Fixing the Starting Pitcher
Baseball has had to adjust so much in recent years. One thing analytics has done is to make the game smarter, but another thing it has done is take a game that already tests athletes in weird ways and then pushed their ligaments and joints and muscles beyond the point of human endurance. That’s true of both pitchers and hitters, but especially of pitchers. Between spin rates and an emphasis on nothing but speed, pitchers just break down. The human body can’t handle pitching 103 mph over and over again and then contorting the arm in weird ways to create a sweeper or whatever comes next.

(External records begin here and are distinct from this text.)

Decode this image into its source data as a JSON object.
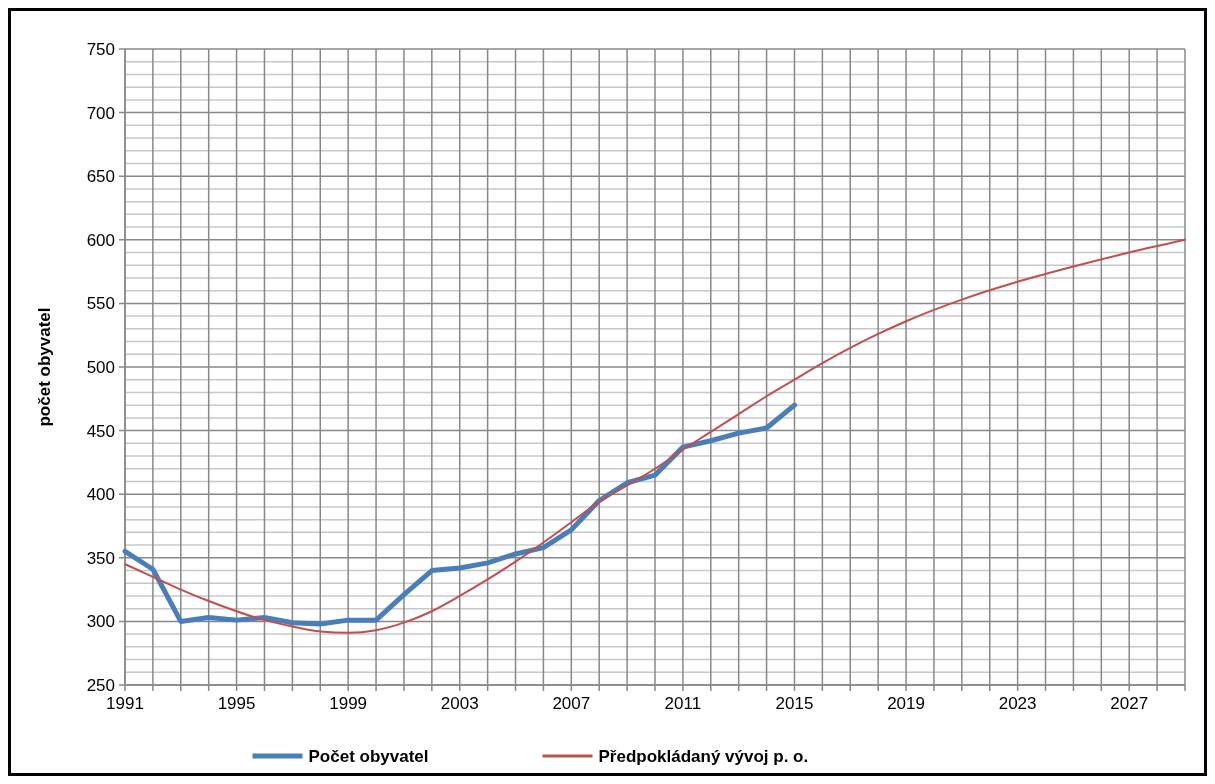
{
  "chart_data": {
    "type": "line",
    "ylabel": "počet obyvatel",
    "xlim": [
      1991,
      2029
    ],
    "xticks": [
      1991,
      1995,
      1999,
      2003,
      2007,
      2011,
      2015,
      2019,
      2023,
      2027
    ],
    "ylim": [
      250,
      750
    ],
    "yticks": [
      250,
      300,
      350,
      400,
      450,
      500,
      550,
      600,
      650,
      700,
      750
    ],
    "grid": true,
    "legend": "bottom",
    "marker": "none",
    "series": [
      {
        "name": "Počet obyvatel",
        "color": "#4a7ebb",
        "x": [
          1991,
          1992,
          1993,
          1994,
          1995,
          1996,
          1997,
          1998,
          1999,
          2000,
          2001,
          2002,
          2003,
          2004,
          2005,
          2006,
          2007,
          2008,
          2009,
          2010,
          2011,
          2012,
          2013,
          2014,
          2015
        ],
        "values": [
          355,
          341,
          300,
          303,
          301,
          303,
          299,
          298,
          301,
          301,
          321,
          340,
          342,
          346,
          353,
          358,
          372,
          395,
          409,
          415,
          437,
          442,
          448,
          452,
          470
        ]
      },
      {
        "name": "Předpokládaný vývoj p. o.",
        "color": "#c0504d",
        "x": [
          1991,
          1992,
          1993,
          1994,
          1995,
          1996,
          1997,
          1998,
          1999,
          2000,
          2001,
          2002,
          2003,
          2004,
          2005,
          2006,
          2007,
          2008,
          2009,
          2010,
          2011,
          2012,
          2013,
          2014,
          2015,
          2016,
          2017,
          2018,
          2019,
          2021,
          2023,
          2025,
          2027,
          2029
        ],
        "values": [
          345,
          335,
          325,
          316,
          308,
          301,
          296,
          292,
          291,
          293,
          299,
          308,
          320,
          333,
          347,
          362,
          378,
          394,
          407,
          420,
          435,
          449,
          463,
          477,
          490,
          503,
          515,
          526,
          536,
          553,
          567,
          579,
          590,
          600
        ]
      }
    ]
  }
}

The Athletic talked to a bunch of pitchers and other experts on how to save the starting pitcher. The answers are pretty illuminating. Four changes came to the fore. The first is to require starters to go 6 innings, with caveats around sucking or injury. The second is that you lose the DH when you pull the starter. The third is to limit pitchers to 11 spots on the roster. The fourth is to outlaw the sweeper.
Honestly, I think the answer is partly a fifth–you simply don’t allow pitches over 100 mph.
All of this might sound weird, but you don’t have a good sport if all your pitchers are hurt. Moreover, even the crappy pitchers can toss it 100 these days, though often to less effectiveness. But if you also want to continue to increase hitting, thus getting people to actually want to watch the game, and you want pitchers to survive for longer than a couple of years in the majors, you have to take unprecedented steps, as the league did last year to do things such as create the pitch clock and ban the shift.
Moreover, Max Scherzer and Justin Verlander were happy to go on the record and endorse some of these ideas and they are two of the greats of my lifetime, so it’s not like these are crazy ideas. As Verlander points out, in the modern game, Greg Maddux couldn’t exist. That’s no good.